LVMH takes 14.2 percent of Hermes, no takeover planned

23rd October 2010, Comments 0 comments

LVMH, the world's leading luxury retailer, said Saturday it had taken a 14.2 percent stake in Hermes but denied it wanted to take over the French luxury goods firm.

The company controlled by French businessman Bernard Arnault said it wanted to boost the stake to 17.1 percent at a total cost of 1.45 billion euros (two billion dollars) but was not seeking even representation on the Hermes board.

In a statement LVMH said that it holds 15,016,000 shares of Hermes International, with the objective "to be a long-term shareholder of Hermes and to contribute to the preservation of the family and French attributes which are at the heart of the global success of this iconic brand."
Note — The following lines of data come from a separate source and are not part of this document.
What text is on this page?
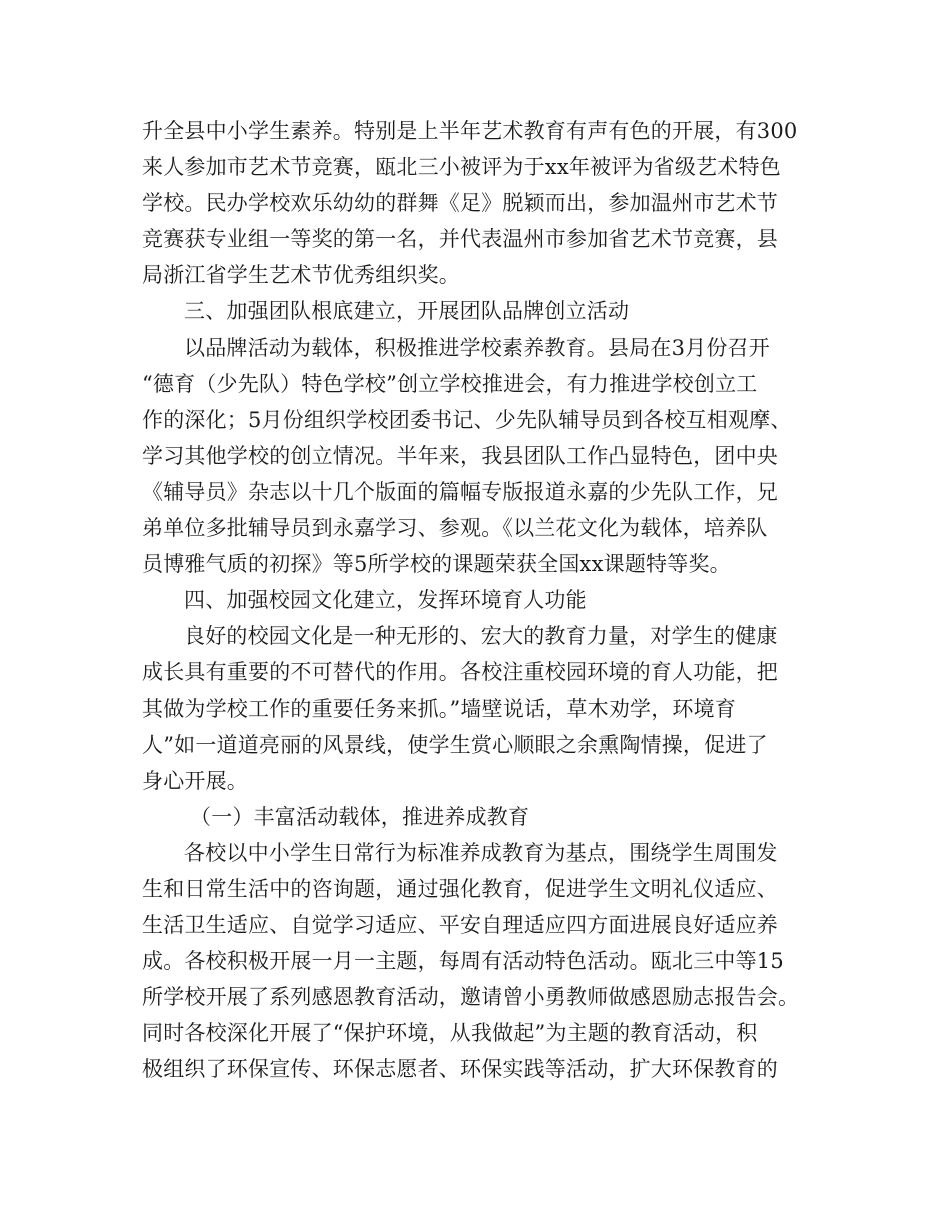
升全县中小学生素养。特别是上半年艺术教育有声有色的开展，有300
来人参加市艺术节竞赛，瓯北三小被评为于xx年被评为省级艺术特色
学校。民办学校欢乐幼幼的群舞《足》脱颖而出，参加温州市艺术节
竞赛获专业组一等奖的第一名，并代表温州市参加省艺术节竞赛，县
局浙江省学生艺术节优秀组织奖。
三、加强团队根底建立，开展团队品牌创立活动
以品牌活动为载体，积极推进学校素养教育。县局在3月份召开
“德育（少先队）特色学校”创立学校推进会，有力推进学校创立工
作的深化；5月份组织学校团委书记、少先队辅导员到各校互相观摩、
学习其他学校的创立情况。半年来，我县团队工作凸显特色，团中央
《辅导员》杂志以十几个版面的篇幅专版报道永嘉的少先队工作，兄
弟单位多批辅导员到永嘉学习、参观。《以兰花文化为载体，培养队
员博雅气质的初探》等5所学校的课题荣获全国xx课题特等奖。
四、加强校园文化建立，发挥环境育人功能
良好的校园文化是一种无形的、宏大的教育力量，对学生的健康
成长具有重要的不可替代的作用。各校注重校园环境的育人功能，把
其做为学校工作的重要任务来抓。”墙壁说话，草木劝学，环境育
人”如一道道亮丽的风景线，使学生赏心顺眼之余熏陶情操，促进了
身心开展。
（一）丰富活动载体，推进养成教育
各校以中小学生日常行为标准养成教育为基点，围绕学生周围发
生和日常生活中的咨询题，通过强化教育，促进学生文明礼仪适应、
生活卫生适应、自觉学习适应、平安自理适应四方面进展良好适应养
成。各校积极开展一月一主题，每周有活动特色活动。瓯北三中等15
所学校开展了系列感恩教育活动，邀请曾小勇教师做感恩励志报告会。
同时各校深化开展了“保护环境，从我做起”为主题的教育活动，积
极组织了环保宣传、环保志愿者、环保实践等活动，扩大环保教育的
It added that "LVMH fully supports the strategy implemented by the founding family and the management team, who have made the brand one of the jewels of the luxury industry.
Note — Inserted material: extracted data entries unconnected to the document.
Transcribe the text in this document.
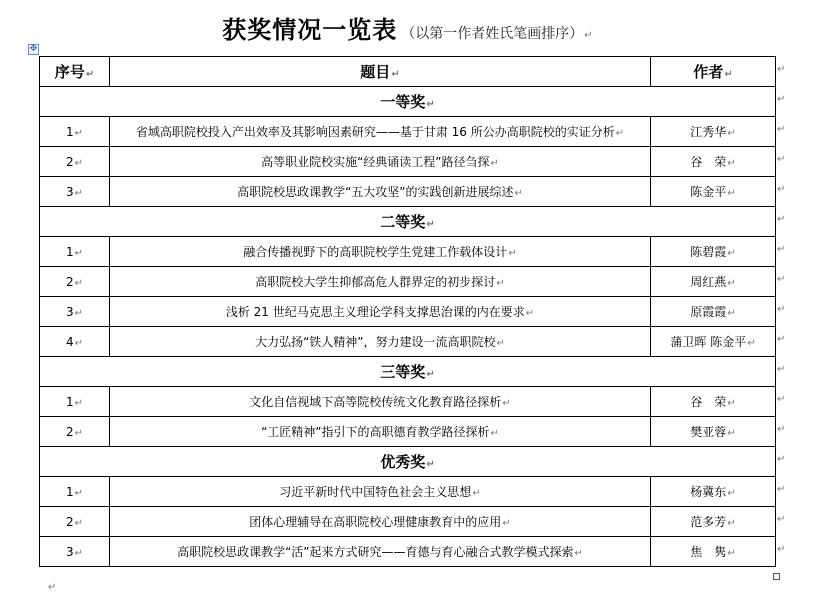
获奖情况一览表 （以第一作者姓氏笔画排序）↵
✥
序号↵	题目↵	作者↵
一等奖↵		
1↵	省域高职院校投入产出效率及其影响因素研究——基于甘肃 16 所公办高职院校的实证分析↵	江秀华↵
2↵	高等职业院校实施“经典诵读工程”路径刍探↵	谷　荣↵
3↵	高职院校思政课教学“五大攻坚”的实践创新进展综述↵	陈金平↵
二等奖↵		
1↵	融合传播视野下的高职院校学生党建工作载体设计↵	陈碧霞↵
2↵	高职院校大学生抑郁高危人群界定的初步探讨↵	周红燕↵
3↵	浅析 21 世纪马克思主义理论学科支撑思治课的内在要求↵	原霞霞↵
4↵	大力弘扬“铁人精神”，努力建设一流高职院校↵	蒲卫晖 陈金平↵
三等奖↵		
1↵	文化自信视域下高等院校传统文化教育路径探析↵	谷　荣↵
2↵	“工匠精神”指引下的高职德育教学路径探析↵	樊亚蓉↵
优秀奖↵		
1↵	习近平新时代中国特色社会主义思想↵	杨冀东↵
2↵	团体心理辅导在高职院校心理健康教育中的应用↵	范多芳↵
3↵	高职院校思政课教学“活”起来方式研究——育德与育心融合式教学模式探索↵	焦　隽↵
↵
↵
↵
↵
↵
↵
↵
↵
↵
↵
↵
↵
↵
↵
↵
↵
↵
↵
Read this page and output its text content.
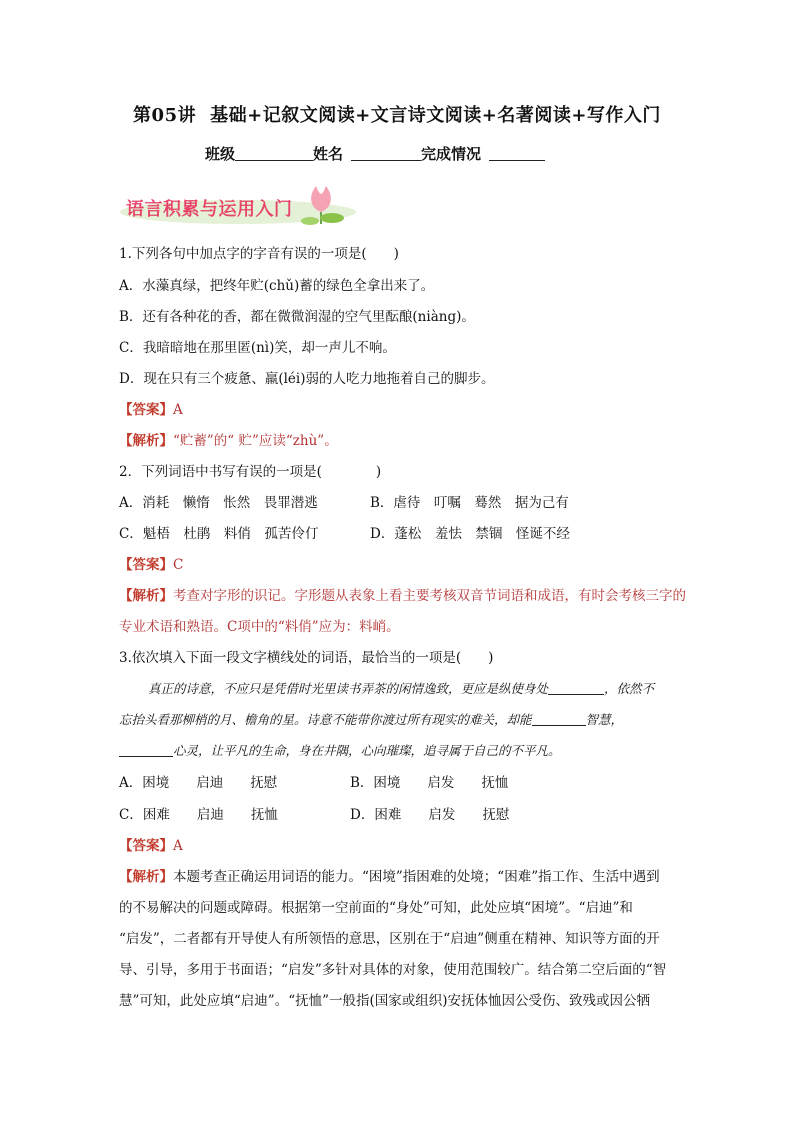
第05讲 基础+记叙文阅读+文言诗文阅读+名著阅读+写作入门
班级	姓名	完成情况
语言积累与运用入门
1.下列各句中加点字的字音有误的一项是(　　)
A．水藻真绿，把终年贮(chǔ)蓄的绿色全拿出来了。
B．还有各种花的香，都在微微润湿的空气里酝酿(niàng)。
C．我暗暗地在那里匿(nì)笑，却一声儿不响。
D．现在只有三个疲惫、羸(léi)弱的人吃力地拖着自己的脚步。
【答案】A
【解析】“贮蓄”的“ 贮”应读“zhù”。
2．下列词语中书写有误的一项是(　　　　)
A．消耗　懒惰　怅然　畏罪潜逃	B．虐待　叮嘱　蓦然　据为己有
C．魁梧　杜鹃　料俏　孤苦伶仃	D．蓬松　羞怯　禁锢　怪诞不经
【答案】C
【解析】考查对字形的识记。字形题从表象上看主要考核双音节词语和成语，有时会考核三字的
专业术语和熟语。C项中的“料俏”应为：料峭。
3.依次填入下面一段文字横线处的词语，最恰当的一项是(　　)
真正的诗意，不应只是凭借时光里读书弄茶的闲情逸致，更应是纵使身处	，依然不
忘抬头看那柳梢的月、檐角的星。诗意不能带你渡过所有现实的难关，却能	智慧，
心灵，让平凡的生命，身在井隅，心向璀璨，追寻属于自己的不平凡。
A．困境　　启迪　　抚慰	B．困境　　启发　　抚恤
C．困难　　启迪　　抚恤	D．困难　　启发　　抚慰
【答案】A
【解析】本题考查正确运用词语的能力。“困境”指困难的处境；“困难”指工作、生活中遇到
的不易解决的问题或障碍。根据第一空前面的“身处”可知，此处应填“困境”。“启迪”和
“启发”，二者都有开导使人有所领悟的意思，区别在于“启迪”侧重在精神、知识等方面的开
导、引导，多用于书面语；“启发”多针对具体的对象，使用范围较广。结合第二空后面的“智
慧”可知，此处应填“启迪”。“抚恤”一般指(国家或组织)安抚体恤因公受伤、致残或因公牺
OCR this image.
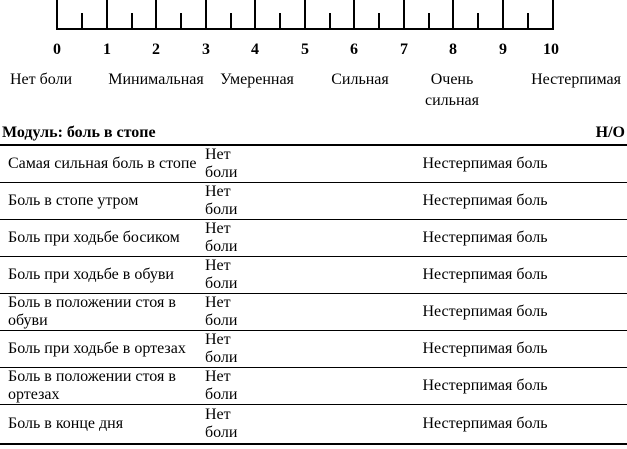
0	1	2	3	4	5	6	7	8	9 10
Нет боли Минимальная Умеренная Сильная	Очень сильная
Нестерпимая
Модуль: боль в стопе	Н/О
Самая сильная боль в стопе
Нет боли
Нестерпимая боль
Боль в стопе утром
Нет боли
Нестерпимая боль
Боль при ходьбе босиком
Нет боли
Нестерпимая боль
Боль при ходьбе в обуви
Нет боли
Нестерпимая боль
Боль в положении стоя в обуви
Нет боли
Нестерпимая боль
Боль при ходьбе в ортезах
Нет боли
Нестерпимая боль
Боль в положении стоя в ортезах
Нет боли
Нестерпимая боль
Боль в конце дня
Нет боли
Нестерпимая боль
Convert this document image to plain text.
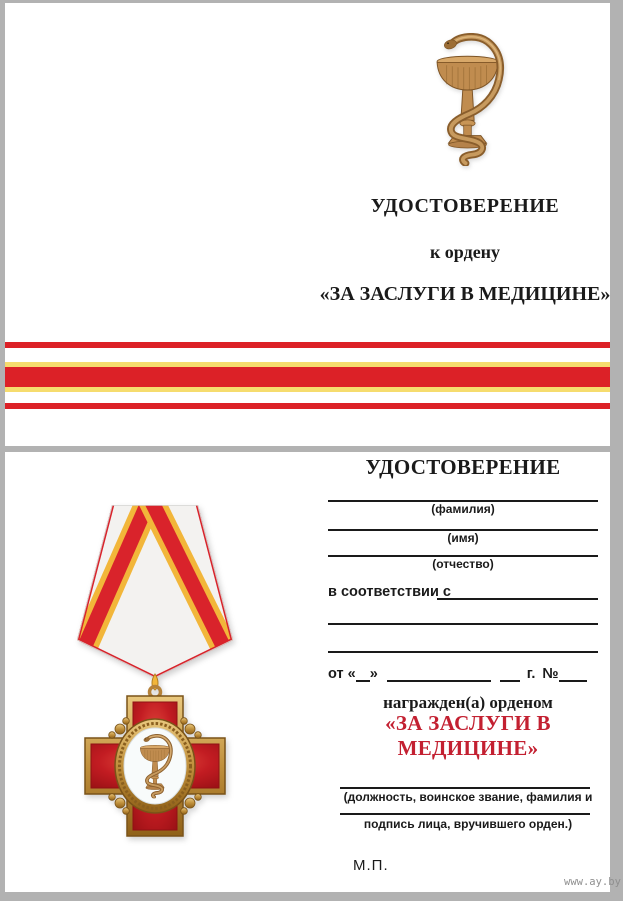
УДОСТОВЕРЕНИЕ
к ордену
«ЗА ЗАСЛУГИ В МЕДИЦИНЕ»
УДОСТОВЕРЕНИЕ
(фамилия)
(имя)
(отчество)
в соответствии с
от « »	г. №
награжден(а) орденом
«ЗА ЗАСЛУГИ В МЕДИЦИНЕ»
(должность, воинское звание, фамилия и
подпись лица, вручившего орден.)
М.П.
www.ay.by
"LVMH has no intention of launching a tender offer, taking control of Hermes nor seeking Board representation."

The statement said LVMH also holds derivative instruments over 3,001,246 Hermes shares and intends to request their conversion.

"LVMH would then hold a total of 18,017,246 Hermes International shares, or 17.1 percent of its capital. The total cost of this shareholding would, in this case, be 1.45 billion euros."

Previously LVMH owned less than five percent of Hermes shares, the threshold beyond which shareholders must declare themselves.

The luxury products sector has shown strong growth since the beginning of the year after the global slump hit their business badly in 2009.

LVMH, which counts among its brands Givenchy, Dior and Guerlain perfumes alongside Moet and Chandon and Dom Perignon champagnes, said on October 14 its sales had risen sharply, driven largely by Asia and by demand for champagne.

In July Hermes reported a near 23-percent surge in first half sales and doubled its revenue forecast for the year, with Asia continuing to be the driver.